SharedView gives some indication Office Live Workspace could be ad-supported; SharedView already serves ads to those who aren't leading the session. Microsoft won't say whether ad support is part of the picture for the final version of Office Live Workspace, though.
It's also not clear whether or how businesses will be able to deploy Office Live Workspaces more broadly to their employees or manage its use. Many of the scenarios it enables are covered by other business-class offerings like Groove, Live Meeting, and SharePoint. If it takes off, however, Office Live Workspace could be attractive to businesses and individuals alike because it's free and accessible from anywhere. It might, for example, be a good way for companies to collaborate with customers who don't have access to apps inside the corporate firewall or when employees are working from home in the evening. However, businesses may have concerns about compliance and security that come naturally when thinking about hosted services.

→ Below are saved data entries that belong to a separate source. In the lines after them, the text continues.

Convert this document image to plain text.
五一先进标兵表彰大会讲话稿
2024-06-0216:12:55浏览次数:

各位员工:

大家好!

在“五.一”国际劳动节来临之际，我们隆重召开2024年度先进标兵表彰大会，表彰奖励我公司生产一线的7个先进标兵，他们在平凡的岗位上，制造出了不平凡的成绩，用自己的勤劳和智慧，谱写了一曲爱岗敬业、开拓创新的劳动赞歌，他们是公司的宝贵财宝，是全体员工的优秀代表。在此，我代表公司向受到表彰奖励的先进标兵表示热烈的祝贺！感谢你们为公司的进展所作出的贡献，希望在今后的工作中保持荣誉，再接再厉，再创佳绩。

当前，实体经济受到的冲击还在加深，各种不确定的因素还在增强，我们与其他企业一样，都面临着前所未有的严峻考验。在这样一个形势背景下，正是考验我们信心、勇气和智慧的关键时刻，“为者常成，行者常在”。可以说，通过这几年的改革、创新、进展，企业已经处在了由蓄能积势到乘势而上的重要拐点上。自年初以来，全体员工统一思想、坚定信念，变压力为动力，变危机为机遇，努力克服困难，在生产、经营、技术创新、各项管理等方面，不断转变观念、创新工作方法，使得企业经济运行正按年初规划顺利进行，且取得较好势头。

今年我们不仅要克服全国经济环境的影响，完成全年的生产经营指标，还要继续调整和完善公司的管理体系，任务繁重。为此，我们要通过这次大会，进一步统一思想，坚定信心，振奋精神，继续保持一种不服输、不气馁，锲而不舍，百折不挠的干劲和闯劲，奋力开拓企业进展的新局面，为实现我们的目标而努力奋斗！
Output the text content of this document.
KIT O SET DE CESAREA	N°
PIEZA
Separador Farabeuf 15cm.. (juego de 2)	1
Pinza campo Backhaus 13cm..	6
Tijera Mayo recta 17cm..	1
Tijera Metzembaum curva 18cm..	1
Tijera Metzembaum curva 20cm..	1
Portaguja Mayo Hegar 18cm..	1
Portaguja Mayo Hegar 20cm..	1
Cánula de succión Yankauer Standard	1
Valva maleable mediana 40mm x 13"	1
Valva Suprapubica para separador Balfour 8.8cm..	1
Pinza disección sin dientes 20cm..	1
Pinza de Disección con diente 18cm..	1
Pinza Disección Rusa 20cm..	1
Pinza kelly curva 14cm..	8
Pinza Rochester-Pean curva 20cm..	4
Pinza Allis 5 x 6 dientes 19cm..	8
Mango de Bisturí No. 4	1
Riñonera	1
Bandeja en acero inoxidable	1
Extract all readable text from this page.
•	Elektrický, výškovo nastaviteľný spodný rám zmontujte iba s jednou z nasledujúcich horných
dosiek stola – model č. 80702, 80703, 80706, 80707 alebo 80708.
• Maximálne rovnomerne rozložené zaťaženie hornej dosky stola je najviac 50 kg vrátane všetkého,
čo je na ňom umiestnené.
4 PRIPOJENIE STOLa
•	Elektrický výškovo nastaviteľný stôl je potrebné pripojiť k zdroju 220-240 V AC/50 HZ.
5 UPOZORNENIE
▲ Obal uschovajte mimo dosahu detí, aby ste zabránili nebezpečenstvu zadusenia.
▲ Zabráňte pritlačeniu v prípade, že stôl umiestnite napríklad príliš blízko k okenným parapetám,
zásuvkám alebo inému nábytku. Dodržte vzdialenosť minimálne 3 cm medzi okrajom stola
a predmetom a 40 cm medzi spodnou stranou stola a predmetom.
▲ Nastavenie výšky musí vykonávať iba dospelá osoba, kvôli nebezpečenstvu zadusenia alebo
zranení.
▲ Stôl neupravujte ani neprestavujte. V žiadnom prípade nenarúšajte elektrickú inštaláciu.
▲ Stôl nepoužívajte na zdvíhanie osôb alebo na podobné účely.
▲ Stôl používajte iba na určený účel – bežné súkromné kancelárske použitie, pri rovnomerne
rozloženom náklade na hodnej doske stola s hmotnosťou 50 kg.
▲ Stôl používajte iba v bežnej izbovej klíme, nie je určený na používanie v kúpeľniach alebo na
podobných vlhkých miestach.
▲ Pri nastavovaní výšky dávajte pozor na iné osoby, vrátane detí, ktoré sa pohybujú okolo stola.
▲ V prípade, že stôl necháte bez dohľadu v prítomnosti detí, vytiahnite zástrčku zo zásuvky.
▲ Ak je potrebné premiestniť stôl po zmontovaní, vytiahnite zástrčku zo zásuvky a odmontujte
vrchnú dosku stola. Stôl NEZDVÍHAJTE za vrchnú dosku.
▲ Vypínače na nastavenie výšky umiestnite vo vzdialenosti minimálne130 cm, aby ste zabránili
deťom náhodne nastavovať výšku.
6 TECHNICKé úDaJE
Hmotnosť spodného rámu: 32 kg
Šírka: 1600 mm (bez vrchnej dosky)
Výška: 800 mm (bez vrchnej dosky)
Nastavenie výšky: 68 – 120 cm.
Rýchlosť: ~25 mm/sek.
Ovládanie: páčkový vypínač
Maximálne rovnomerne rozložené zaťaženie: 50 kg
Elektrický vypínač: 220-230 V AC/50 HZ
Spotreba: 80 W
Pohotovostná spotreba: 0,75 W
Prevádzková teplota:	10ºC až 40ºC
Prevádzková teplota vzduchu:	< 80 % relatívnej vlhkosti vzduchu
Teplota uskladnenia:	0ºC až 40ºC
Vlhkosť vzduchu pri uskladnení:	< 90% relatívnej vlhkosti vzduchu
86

There are some kinks that may need to be worked out before Office Live Workspace gets released. In SharedView, for example, a session leader who's given up control of an app to a colleague gets that control back by clicking the mouse. However, that means using the mouse and switching between apps is out of the question for the session leader if someone else is editing the document. If you've given control away, you don't want to accidentally take it back. Also, there's currently no way to chat in the beta, and while the final version won't get full-fledged instant messaging, it will get the ability to "send notes" back and forth. A post by one of SharedView's lead developers on a Microsoft forum notes that Microsoft is "investigating and prioritizing" APIs and integration with Microsoft Communicator for future development.
Microsoft still doesn't offer a fully online office productivity suite like Google, Zoho, and now Adobe, some features of Office Live Workspace -- the things that require a download -- won't work with a Mac or Linux, and Office Live Workspace requires Internet Explorer or Firefox to run.
However, Microsoft promises more offerings toward its vision of software plus services. If this one works as promised, it's an encouraging direction.